Après s’être joyeusement servis dans la section rock du prolifique buffet Gallagher pendant les neuf premières chansons (notamment Roll With It, Cigarettes and Alcohol et autres Supersonic), c’est l’heure de la pause pour Liam — par ailleurs en meilleure forme vocale que jamais — et pour un moment plus calme avec quelques pièces acoustiques menées par Noel.

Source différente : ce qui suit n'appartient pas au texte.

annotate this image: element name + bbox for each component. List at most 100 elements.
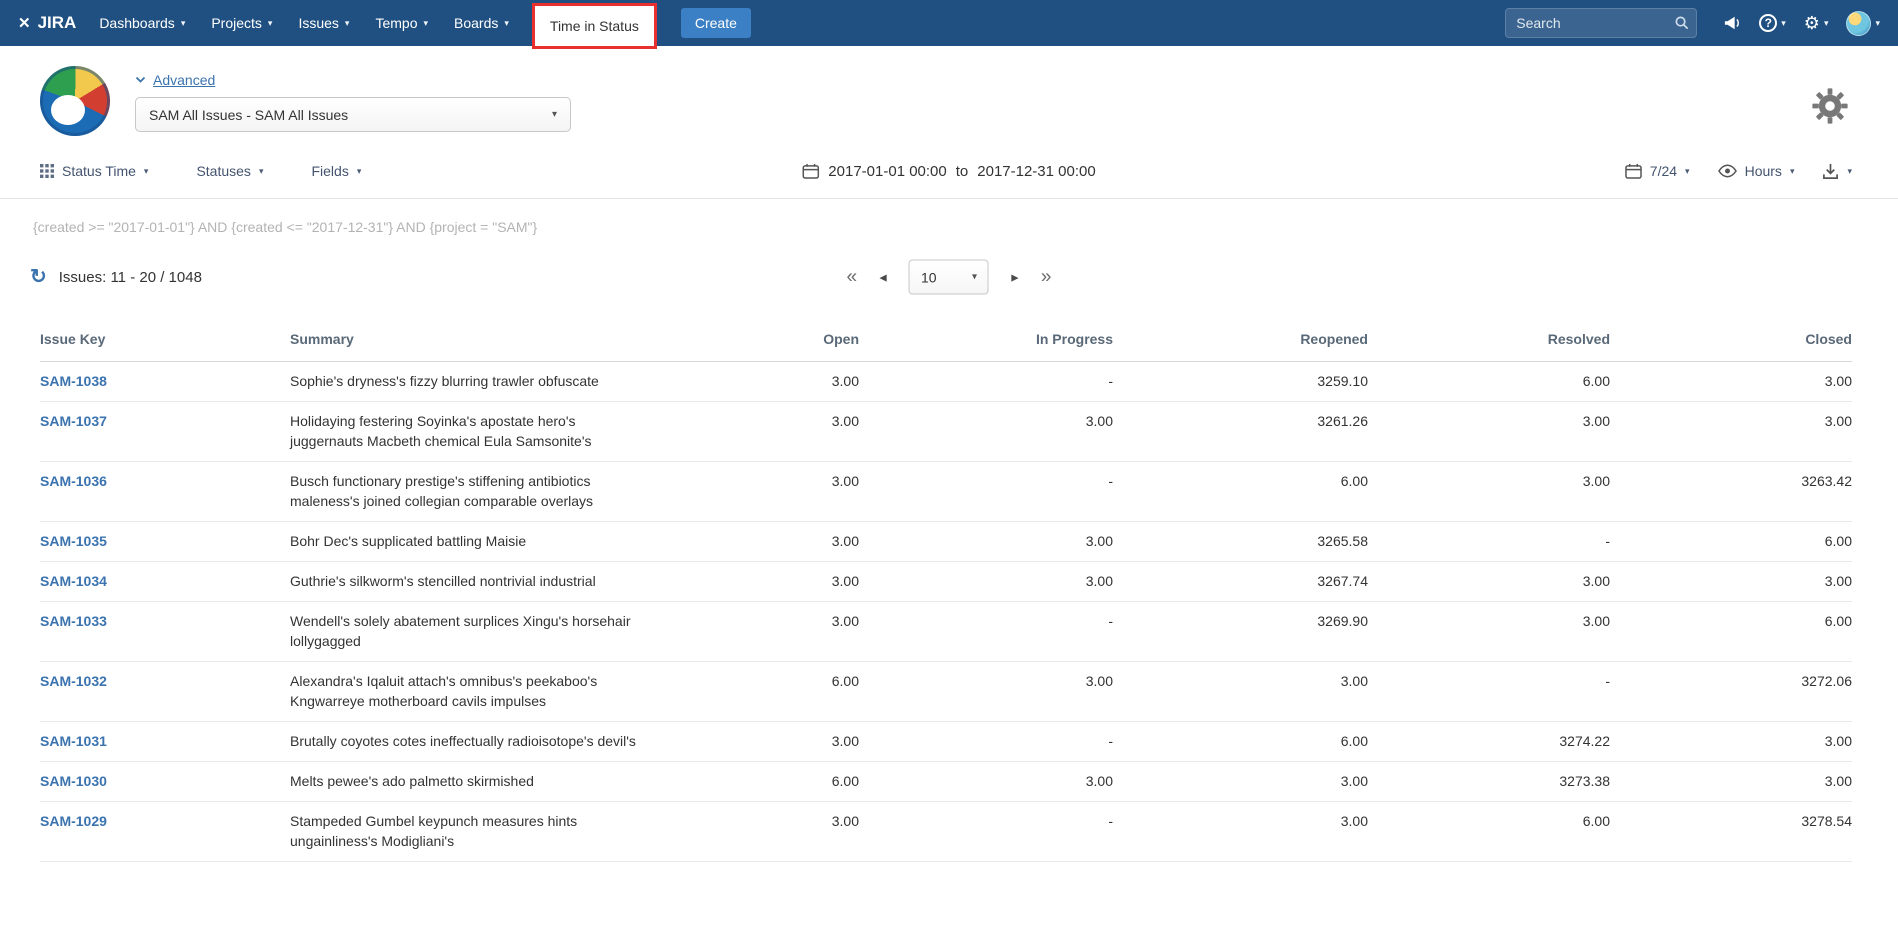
nav-issues[interactable]: Issues▾: [285, 0, 362, 46]
cell-reopened: 3.00: [1113, 662, 1368, 722]
table-row: SAM-1029 Stampeded Gumbel keypunch measu…: [40, 802, 1852, 862]
chevron-down-icon: ▾: [1847, 166, 1852, 177]
admin-menu[interactable]: ⚙ ▾: [1804, 13, 1829, 34]
filter-select[interactable]: SAM All Issues - SAM All Issues ▾: [135, 97, 571, 132]
cell-open: 3.00: [710, 802, 859, 862]
page-size-value: 10: [921, 269, 937, 285]
cell-in-progress: -: [859, 362, 1113, 402]
chevron-down-icon: ▾: [357, 166, 362, 177]
cell-closed: 3.00: [1610, 362, 1852, 402]
date-range[interactable]: 2017-01-01 00:00 to 2017-12-31 00:00: [802, 163, 1095, 180]
settings-gear-icon[interactable]: [1810, 86, 1850, 131]
nav-time-in-status[interactable]: Time in Status: [535, 6, 654, 46]
filter-header: Advanced SAM All Issues - SAM All Issues…: [0, 46, 1898, 144]
jql-query: {created >= "2017-01-01"} AND {created <…: [0, 199, 1898, 235]
page-size-select[interactable]: 10 ▾: [909, 260, 989, 295]
table-row: SAM-1036 Busch functionary prestige's st…: [40, 462, 1852, 522]
cell-reopened: 3265.58: [1113, 522, 1368, 562]
cell-closed: 3.00: [1610, 402, 1852, 462]
nav-tempo[interactable]: Tempo▾: [362, 0, 441, 46]
cell-closed: 3272.06: [1610, 662, 1852, 722]
chevron-down-icon: ▾: [259, 166, 264, 177]
issues-table-body: SAM-1038 Sophie's dryness's fizzy blurri…: [40, 362, 1852, 862]
cell-reopened: 3267.74: [1113, 562, 1368, 602]
cell-resolved: 3.00: [1368, 462, 1610, 522]
avatar: [1846, 11, 1871, 36]
issue-key-link[interactable]: SAM-1034: [40, 573, 107, 589]
jira-logo[interactable]: ✕ JIRA: [18, 13, 76, 33]
export-dropdown[interactable]: ▾: [1822, 163, 1852, 180]
jira-logo-icon: ✕: [18, 16, 31, 31]
cell-open: 3.00: [710, 402, 859, 462]
fields-dropdown[interactable]: Fields ▾: [311, 163, 361, 179]
issue-key-link[interactable]: SAM-1029: [40, 813, 107, 829]
table-row: SAM-1033 Wendell's solely abatement surp…: [40, 602, 1852, 662]
nav-boards-label: Boards: [454, 15, 498, 31]
calendar-mode-label: 7/24: [1650, 163, 1677, 179]
issue-key-link[interactable]: SAM-1038: [40, 373, 107, 389]
calendar-mode-dropdown[interactable]: 7/24 ▾: [1625, 163, 1690, 179]
last-page-button[interactable]: »: [1041, 268, 1052, 287]
chevron-down-icon: ▾: [268, 18, 273, 29]
issue-summary: Stampeded Gumbel keypunch measures hints…: [290, 802, 710, 862]
chevron-down-icon: ▾: [552, 109, 557, 120]
column-header-in-progress: In Progress: [859, 321, 1113, 362]
next-page-button[interactable]: ►: [1009, 271, 1021, 283]
help-menu[interactable]: ? ▾: [1759, 14, 1786, 32]
nav-dashboards-label: Dashboards: [99, 15, 175, 31]
issue-key-link[interactable]: SAM-1037: [40, 413, 107, 429]
calendar-icon: [1625, 163, 1642, 179]
search-icon[interactable]: [1674, 15, 1689, 35]
eye-icon: [1718, 164, 1737, 178]
page: ✕ JIRA Dashboards▾ Projects▾ Issues▾ Tem…: [0, 0, 1898, 862]
filter-select-value: SAM All Issues - SAM All Issues: [149, 107, 348, 123]
prev-page-button[interactable]: ◄: [877, 271, 889, 283]
cell-open: 3.00: [710, 362, 859, 402]
issue-summary: Busch functionary prestige's stiffening …: [290, 462, 710, 522]
app-logo: [40, 66, 110, 136]
first-page-button[interactable]: «: [847, 268, 858, 287]
table-row: SAM-1032 Alexandra's Iqaluit attach's om…: [40, 662, 1852, 722]
issue-summary: Bohr Dec's supplicated battling Maisie: [290, 522, 710, 562]
advanced-link[interactable]: Advanced: [135, 72, 571, 88]
refresh-icon[interactable]: ↻: [30, 267, 47, 287]
cell-resolved: 3.00: [1368, 562, 1610, 602]
nav-projects[interactable]: Projects▾: [198, 0, 285, 46]
column-header-summary: Summary: [290, 321, 710, 362]
cell-closed: 6.00: [1610, 522, 1852, 562]
table-row: SAM-1031 Brutally coyotes cotes ineffect…: [40, 722, 1852, 762]
issue-key-link[interactable]: SAM-1035: [40, 533, 107, 549]
cell-resolved: 3.00: [1368, 602, 1610, 662]
megaphone-icon[interactable]: [1723, 15, 1741, 31]
issue-key-link[interactable]: SAM-1032: [40, 673, 107, 689]
nav-boards[interactable]: Boards▾: [441, 0, 522, 46]
table-row: SAM-1038 Sophie's dryness's fizzy blurri…: [40, 362, 1852, 402]
chevron-down-icon: ▾: [1781, 18, 1786, 29]
cell-closed: 6.00: [1610, 602, 1852, 662]
cell-in-progress: 3.00: [859, 762, 1113, 802]
issue-key-link[interactable]: SAM-1030: [40, 773, 107, 789]
chevron-down-icon: ▾: [144, 166, 149, 177]
issue-key-link[interactable]: SAM-1033: [40, 613, 107, 629]
issue-key-link[interactable]: SAM-1031: [40, 733, 107, 749]
issue-key-link[interactable]: SAM-1036: [40, 473, 107, 489]
user-menu[interactable]: ▾: [1846, 11, 1880, 36]
grid-icon: [40, 164, 54, 178]
cell-resolved: 6.00: [1368, 362, 1610, 402]
statuses-dropdown[interactable]: Statuses ▾: [196, 163, 263, 179]
chevron-down-icon: ▾: [1875, 18, 1880, 29]
chevron-down-icon: ▾: [1790, 166, 1795, 177]
nav-dashboards[interactable]: Dashboards▾: [86, 0, 198, 46]
chevron-down-icon: ▾: [1824, 18, 1829, 29]
annotation-highlight: Time in Status: [532, 3, 657, 49]
help-icon: ?: [1759, 14, 1777, 32]
table-row: SAM-1034 Guthrie's silkworm's stencilled…: [40, 562, 1852, 602]
search-input[interactable]: [1505, 8, 1697, 38]
status-time-dropdown[interactable]: Status Time ▾: [40, 163, 148, 179]
chevron-down-icon: [135, 76, 146, 84]
table-row: SAM-1030 Melts pewee's ado palmetto skir…: [40, 762, 1852, 802]
cell-reopened: 3269.90: [1113, 602, 1368, 662]
nav-issues-label: Issues: [298, 15, 338, 31]
create-button[interactable]: Create: [681, 8, 751, 38]
unit-dropdown[interactable]: Hours ▾: [1718, 163, 1795, 179]
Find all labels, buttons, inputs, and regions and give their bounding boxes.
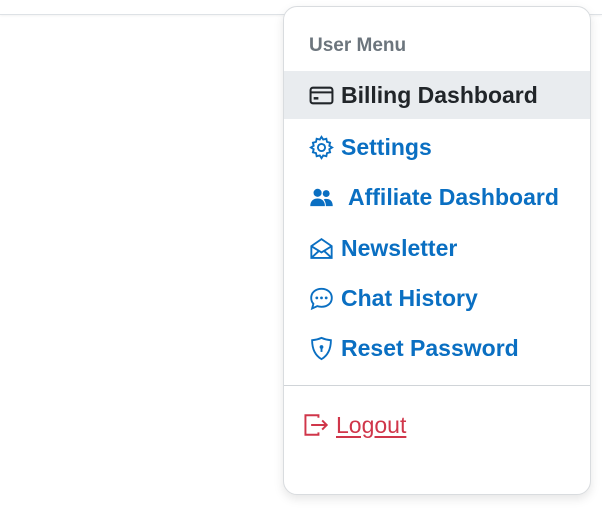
menu-item-label: Reset Password (341, 334, 519, 361)
menu-item-settings[interactable]: Settings (284, 123, 590, 171)
gear-icon (308, 134, 334, 160)
menu-item-chat-history[interactable]: Chat History (284, 274, 590, 322)
menu-item-affiliate-dashboard[interactable]: Affiliate Dashboard (284, 173, 590, 221)
dropdown-header: User Menu (309, 35, 407, 56)
envelope-open-icon (308, 235, 334, 261)
box-arrow-right-icon (302, 411, 330, 439)
people-icon (308, 184, 334, 210)
menu-item-newsletter[interactable]: Newsletter (284, 224, 590, 272)
logout-label: Logout (336, 411, 407, 438)
shield-lock-icon (308, 335, 334, 361)
menu-item-billing-dashboard[interactable]: Billing Dashboard (284, 71, 590, 119)
chat-dots-icon (308, 285, 334, 311)
menu-item-label: Billing Dashboard (341, 81, 538, 108)
menu-item-label: Newsletter (341, 234, 458, 261)
logout-link[interactable]: Logout (302, 411, 406, 439)
menu-item-label: Affiliate Dashboard (348, 183, 559, 210)
menu-item-reset-password[interactable]: Reset Password (284, 324, 590, 372)
credit-card-icon (308, 82, 334, 108)
menu-item-label: Chat History (341, 284, 478, 311)
menu-divider (284, 385, 590, 386)
user-menu-dropdown: User Menu Billing Dashboard Settings Aff… (283, 6, 591, 495)
page: User Menu Billing Dashboard Settings Aff… (0, 0, 602, 515)
menu-item-label: Settings (341, 133, 432, 160)
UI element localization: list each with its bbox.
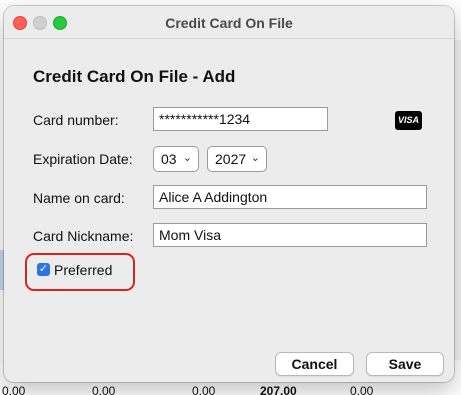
- background-value: 0.00: [2, 384, 26, 395]
- expiration-month-select[interactable]: 03 ⌄: [153, 146, 199, 172]
- title-bar[interactable]: Credit Card On File: [4, 6, 454, 39]
- expiration-year-select[interactable]: 2027 ⌄: [207, 146, 267, 172]
- card-number-label: Card number:: [33, 112, 119, 128]
- background-value: 207.00: [260, 384, 297, 395]
- form-heading: Credit Card On File - Add: [33, 67, 236, 86]
- window-title: Credit Card On File: [165, 15, 293, 31]
- expiration-month-value: 03: [161, 151, 177, 167]
- name-on-card-label: Name on card:: [33, 190, 125, 206]
- cancel-button[interactable]: Cancel: [275, 352, 354, 376]
- preferred-label[interactable]: Preferred: [54, 262, 112, 278]
- chevron-down-icon: ⌄: [250, 152, 260, 164]
- background-value: 0.00: [350, 384, 374, 395]
- card-nickname-field[interactable]: Mom Visa: [153, 223, 427, 247]
- card-nickname-label: Card Nickname:: [33, 228, 134, 244]
- background-value: 0.00: [192, 384, 216, 395]
- background-value: 0.00: [92, 384, 116, 395]
- save-button[interactable]: Save: [366, 352, 444, 376]
- name-on-card-field[interactable]: Alice A Addington: [153, 185, 427, 209]
- card-number-field[interactable]: ***********1234: [153, 107, 328, 131]
- credit-card-dialog: Credit Card On File Credit Card On File …: [4, 6, 454, 382]
- visa-card-icon: VISA: [395, 111, 422, 130]
- chevron-down-icon: ⌄: [182, 152, 192, 164]
- expiration-date-label: Expiration Date:: [33, 151, 133, 167]
- preferred-checkbox[interactable]: ✓: [37, 263, 50, 276]
- background-totals-row: 0.00 0.00 0.00 207.00 0.00: [0, 382, 461, 395]
- expiration-year-value: 2027: [215, 151, 247, 167]
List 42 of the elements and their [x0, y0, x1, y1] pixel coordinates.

La fantastique Talk Tonight, la joliment folk Half the World Away et la puissante Little By Little montrent que, même si l’énergie pure et le charisme inouï de Liam *font* le band, le frère aîné sait quand même ce qu’il fait.
On rembraye avec D’You Know What I Mean, une des rares pièces irréprochables du mal-aimé Be Here Now, avant de poursuivre l’escapade dans les pièces mid-tempo (Stand By Me, l’étincelante Cast No Shadow qui avait d’ailleurs été écrite à propos de notre bon ami Richard Ashcroft de tout à l’heure, et Slide Away) avant de se lancer dans la criminellement sous-estimée Whatever.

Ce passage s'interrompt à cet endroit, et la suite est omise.